A full 22 percent of the respondents say there is no legal justification for denying polygamy, based on the fact that legislation and judicial decisions have affirmed the validity of same-sex “marriage” for homosexuals.
Another 18.7 percent were uncertain.
Further, 18 percent of the respondents said there was no moral justification for denying polygamy, and 14.5 percent were uncertain.
The scientific telephone survey, conducted March 10-13, has a margin of error of 3.72 percentage points.
While only 6.1 percent said polygamy is a “preferred” lifestyle, another 15.9 percent said it is an “equally valid lifestyle.” Across America, that would mean tens of millions accept the idea.
“When the concept of polygamy was introduced to the respondent, one in five Americans said they saw it as either a preferred lifestyle or an equally acceptable lifestyle,” said Fritz Wenzel in his analysis of the results.
“About this same percentage said they saw no legal or moral justification for prohibiting the practice. While there was significant objection to this practice on moral grounds by conservatives, about one in five respondents across the philosophical spectrum said that, given legal rulings paving the way for gay marriage, they could not object to similar legal findings on polygamy.”
The move had been predicted in 2010 by California Supreme Court Justice Marvin Baxter, but he estimated the time frame would be in the 10-20 year range.
His dissent came in the high court’s opinion that created same-sex “marriage” in California. The decision just months later was overturned by voters who once again passed an amendment to define marriage in the state Constitution as a relationship between one man and one woman.
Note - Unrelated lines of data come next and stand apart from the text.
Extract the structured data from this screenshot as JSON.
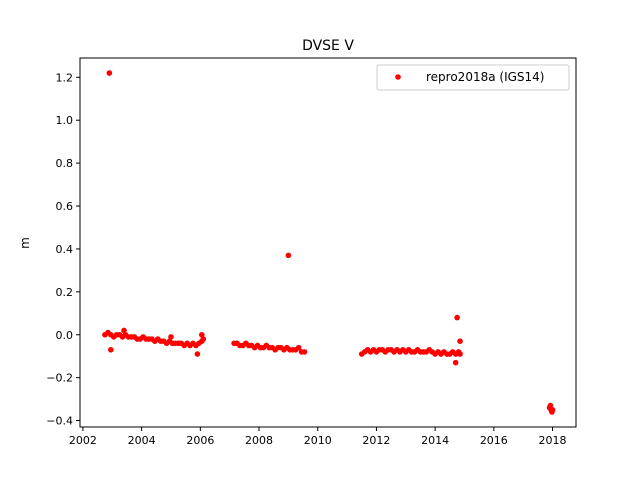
{
  "chart_data": {
    "type": "scatter",
    "title": "DVSE V",
    "xlabel": "",
    "ylabel": "m",
    "xlim": [
      2001.9,
      2018.8
    ],
    "ylim": [
      -0.43,
      1.29
    ],
    "xticks": [
      2002,
      2004,
      2006,
      2008,
      2010,
      2012,
      2014,
      2016,
      2018
    ],
    "xtick_labels": [
      "2002",
      "2004",
      "2006",
      "2008",
      "2010",
      "2012",
      "2014",
      "2016",
      "2018"
    ],
    "yticks": [
      -0.4,
      -0.2,
      0.0,
      0.2,
      0.4,
      0.6,
      0.8,
      1.0,
      1.2
    ],
    "ytick_labels": [
      "−0.4",
      "−0.2",
      "0.0",
      "0.2",
      "0.4",
      "0.6",
      "0.8",
      "1.0",
      "1.2"
    ],
    "grid": false,
    "legend": {
      "position": "top-right"
    },
    "series": [
      {
        "name": "repro2018a (IGS14)",
        "color": "#ff0000",
        "marker": "circle",
        "x": [
          2002.75,
          2002.85,
          2002.95,
          2003.05,
          2003.15,
          2003.25,
          2003.35,
          2003.45,
          2003.55,
          2003.65,
          2003.75,
          2003.85,
          2003.95,
          2004.05,
          2004.15,
          2004.25,
          2004.35,
          2004.45,
          2004.55,
          2004.65,
          2004.75,
          2004.85,
          2004.95,
          2005.05,
          2005.15,
          2005.25,
          2005.35,
          2005.45,
          2005.55,
          2005.65,
          2005.75,
          2005.85,
          2005.95,
          2006.05,
          2006.1,
          2002.9,
          2002.95,
          2003.4,
          2005.0,
          2005.9,
          2006.05,
          2007.15,
          2007.25,
          2007.35,
          2007.45,
          2007.55,
          2007.65,
          2007.75,
          2007.85,
          2007.95,
          2008.05,
          2008.15,
          2008.25,
          2008.35,
          2008.45,
          2008.55,
          2008.65,
          2008.75,
          2008.85,
          2008.95,
          2009.05,
          2009.15,
          2009.25,
          2009.35,
          2009.45,
          2009.55,
          2009.0,
          2011.5,
          2011.6,
          2011.7,
          2011.8,
          2011.9,
          2012.0,
          2012.1,
          2012.2,
          2012.3,
          2012.4,
          2012.5,
          2012.6,
          2012.7,
          2012.8,
          2012.9,
          2013.0,
          2013.1,
          2013.2,
          2013.3,
          2013.4,
          2013.5,
          2013.6,
          2013.7,
          2013.8,
          2013.9,
          2014.0,
          2014.1,
          2014.2,
          2014.3,
          2014.4,
          2014.5,
          2014.6,
          2014.7,
          2014.8,
          2014.85,
          2014.75,
          2014.85,
          2014.7,
          2017.9,
          2017.95,
          2018.0,
          2017.93,
          2017.98
        ],
        "y": [
          0.0,
          0.01,
          0.0,
          -0.01,
          0.0,
          0.0,
          -0.01,
          0.0,
          -0.01,
          -0.01,
          -0.01,
          -0.02,
          -0.02,
          -0.01,
          -0.02,
          -0.02,
          -0.02,
          -0.03,
          -0.02,
          -0.03,
          -0.03,
          -0.04,
          -0.03,
          -0.04,
          -0.04,
          -0.04,
          -0.04,
          -0.05,
          -0.04,
          -0.05,
          -0.04,
          -0.05,
          -0.04,
          -0.03,
          -0.02,
          1.22,
          -0.07,
          0.02,
          -0.01,
          -0.09,
          0.0,
          -0.04,
          -0.04,
          -0.05,
          -0.05,
          -0.04,
          -0.05,
          -0.05,
          -0.06,
          -0.05,
          -0.06,
          -0.06,
          -0.05,
          -0.06,
          -0.06,
          -0.07,
          -0.06,
          -0.06,
          -0.07,
          -0.06,
          -0.07,
          -0.07,
          -0.07,
          -0.06,
          -0.08,
          -0.08,
          0.37,
          -0.09,
          -0.08,
          -0.07,
          -0.08,
          -0.07,
          -0.08,
          -0.07,
          -0.07,
          -0.08,
          -0.07,
          -0.07,
          -0.08,
          -0.07,
          -0.08,
          -0.07,
          -0.08,
          -0.07,
          -0.08,
          -0.08,
          -0.07,
          -0.08,
          -0.08,
          -0.08,
          -0.07,
          -0.08,
          -0.09,
          -0.08,
          -0.09,
          -0.08,
          -0.09,
          -0.09,
          -0.08,
          -0.09,
          -0.08,
          -0.09,
          0.08,
          -0.03,
          -0.13,
          -0.34,
          -0.35,
          -0.35,
          -0.33,
          -0.36
        ]
      }
    ]
  }
}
The vote set up a federal court lawsuit that resulted in a homosexual judge declaring that the amendment to limit marriage was unconstitutional.
The ruling from “gay” judge Vaughn Walker, who stood to benefit from his own court decision, is being appealed to the U.S. Supreme Court.
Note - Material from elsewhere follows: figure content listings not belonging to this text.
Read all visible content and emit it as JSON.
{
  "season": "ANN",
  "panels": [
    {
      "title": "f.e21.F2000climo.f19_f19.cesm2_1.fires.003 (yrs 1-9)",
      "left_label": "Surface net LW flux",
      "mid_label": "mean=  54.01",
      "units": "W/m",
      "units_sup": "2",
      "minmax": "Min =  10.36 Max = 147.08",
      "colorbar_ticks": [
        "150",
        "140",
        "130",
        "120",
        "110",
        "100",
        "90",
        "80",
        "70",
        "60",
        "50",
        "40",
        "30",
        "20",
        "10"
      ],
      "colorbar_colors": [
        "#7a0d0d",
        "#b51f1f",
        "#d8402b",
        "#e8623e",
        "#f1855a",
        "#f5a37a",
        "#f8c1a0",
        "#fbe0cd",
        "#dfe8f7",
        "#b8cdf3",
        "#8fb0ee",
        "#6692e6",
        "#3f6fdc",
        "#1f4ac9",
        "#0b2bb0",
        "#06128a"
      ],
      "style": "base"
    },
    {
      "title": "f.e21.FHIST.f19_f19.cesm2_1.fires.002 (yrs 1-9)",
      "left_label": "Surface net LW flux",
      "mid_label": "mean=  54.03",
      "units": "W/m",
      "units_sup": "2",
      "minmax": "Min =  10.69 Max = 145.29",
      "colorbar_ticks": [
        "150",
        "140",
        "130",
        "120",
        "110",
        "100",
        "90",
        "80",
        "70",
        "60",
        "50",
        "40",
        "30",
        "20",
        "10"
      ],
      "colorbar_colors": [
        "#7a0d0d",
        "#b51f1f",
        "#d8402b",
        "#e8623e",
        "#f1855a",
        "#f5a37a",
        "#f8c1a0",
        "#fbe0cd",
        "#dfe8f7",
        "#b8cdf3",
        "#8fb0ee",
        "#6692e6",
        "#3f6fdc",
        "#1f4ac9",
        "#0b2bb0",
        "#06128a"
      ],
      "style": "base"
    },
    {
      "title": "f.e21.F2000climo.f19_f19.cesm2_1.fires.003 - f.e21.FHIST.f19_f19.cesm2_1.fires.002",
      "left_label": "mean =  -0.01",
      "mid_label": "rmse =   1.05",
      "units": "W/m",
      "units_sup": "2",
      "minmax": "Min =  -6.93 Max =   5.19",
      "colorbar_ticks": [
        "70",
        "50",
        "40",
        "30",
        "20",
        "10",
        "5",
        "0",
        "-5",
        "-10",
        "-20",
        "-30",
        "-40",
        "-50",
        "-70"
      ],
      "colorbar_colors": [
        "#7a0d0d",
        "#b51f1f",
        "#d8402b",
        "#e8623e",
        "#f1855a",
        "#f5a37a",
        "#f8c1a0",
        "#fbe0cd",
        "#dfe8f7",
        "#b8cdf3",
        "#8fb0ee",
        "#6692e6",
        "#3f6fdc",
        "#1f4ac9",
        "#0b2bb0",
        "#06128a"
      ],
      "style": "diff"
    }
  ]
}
Baxter warned in the state court ruling, “The bans on incestuous and polygamous marriages are ancient and deeprooted, and, as the majority suggests, they are supported by strong considerations of social policy.”
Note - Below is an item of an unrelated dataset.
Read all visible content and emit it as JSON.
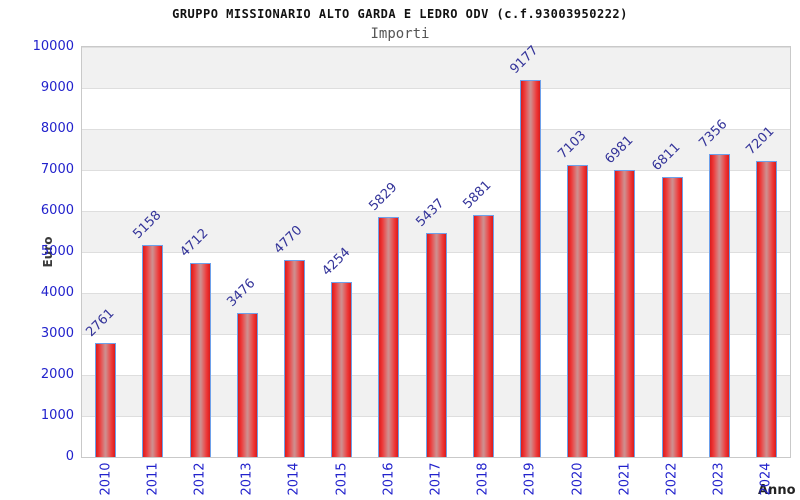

He continued, “Our society abhors such relationships, and the notion that our laws could not forever prohibit them seems preposterous. Yet here, the majority overturns, in abrupt fashion, an initiative statute confirming the equally deeprooted assumption that marriage is a union of partners of the opposite sex. The majority does so by relying on its own assessment of contemporary community values, and by inserting in our Constitution an expanded definition of the right to marry that contravenes express statutory law.”
He warned, “Who can say that, in 10, 15 or 20 years, an activist court might not rely on the majority’s analysis to conclude, on the basis of a perceived evolution in community values, that the laws prohibiting polygamous and incestuous marriages were no longer constitutionally justified?”
The primary pro-polygamy influences in the United States were the Mormon advocacy for the practice in the 1800s and the current influx of adherents to Islam.
It also resurfaced just last month in Utah, where a federal judge ruled there is enough evidence to allow a polygamous family – made famous by a television show – to sue over the state’s bigamy law.
It was reported U.S. District Judge Clark Waddoups dismissed Utah’s governor and attorney general from the case but allowed the suit to proceed against Utah County Attorney Jeffrey Buhman. The AG had threatened to prosecute Kody Brown and his four wives – Meri, Janelle, Christine and Robyn – after the TLC show “Sister Wives” debuted in September 2010, but his office has not filed charges.
The family alleges the bigamy prohibition violates its constitutional rights to due process, equal protection, free exercise of religion, free speech and freedom of association.
The Wenzel poll showed 59 percent believe there is a legal justification to ban polygamy and 67 percent say there is a moral reason. That included 65 percent of Democrats, who reportedly are being asked to consider supporting homosexual “marriage” as a plank in their party’s national platform this year.
In the poll, 28 percent of respondent said polygamy is sinful, 33 percent said it is aberrant and destructive and 16 percent said it is aberrant. Those who described themselves as “progressive” were the most supportive, with 6 percent saying polygamy is preferred but a huge 29 percent saying it is equally valid. Those who described themselves as “moderates” followed, with 11 percent saying it is preferred and 19 percent saying it is equally valid.
Forty-six percent of the “very conservative” respondents said it is “sinful.”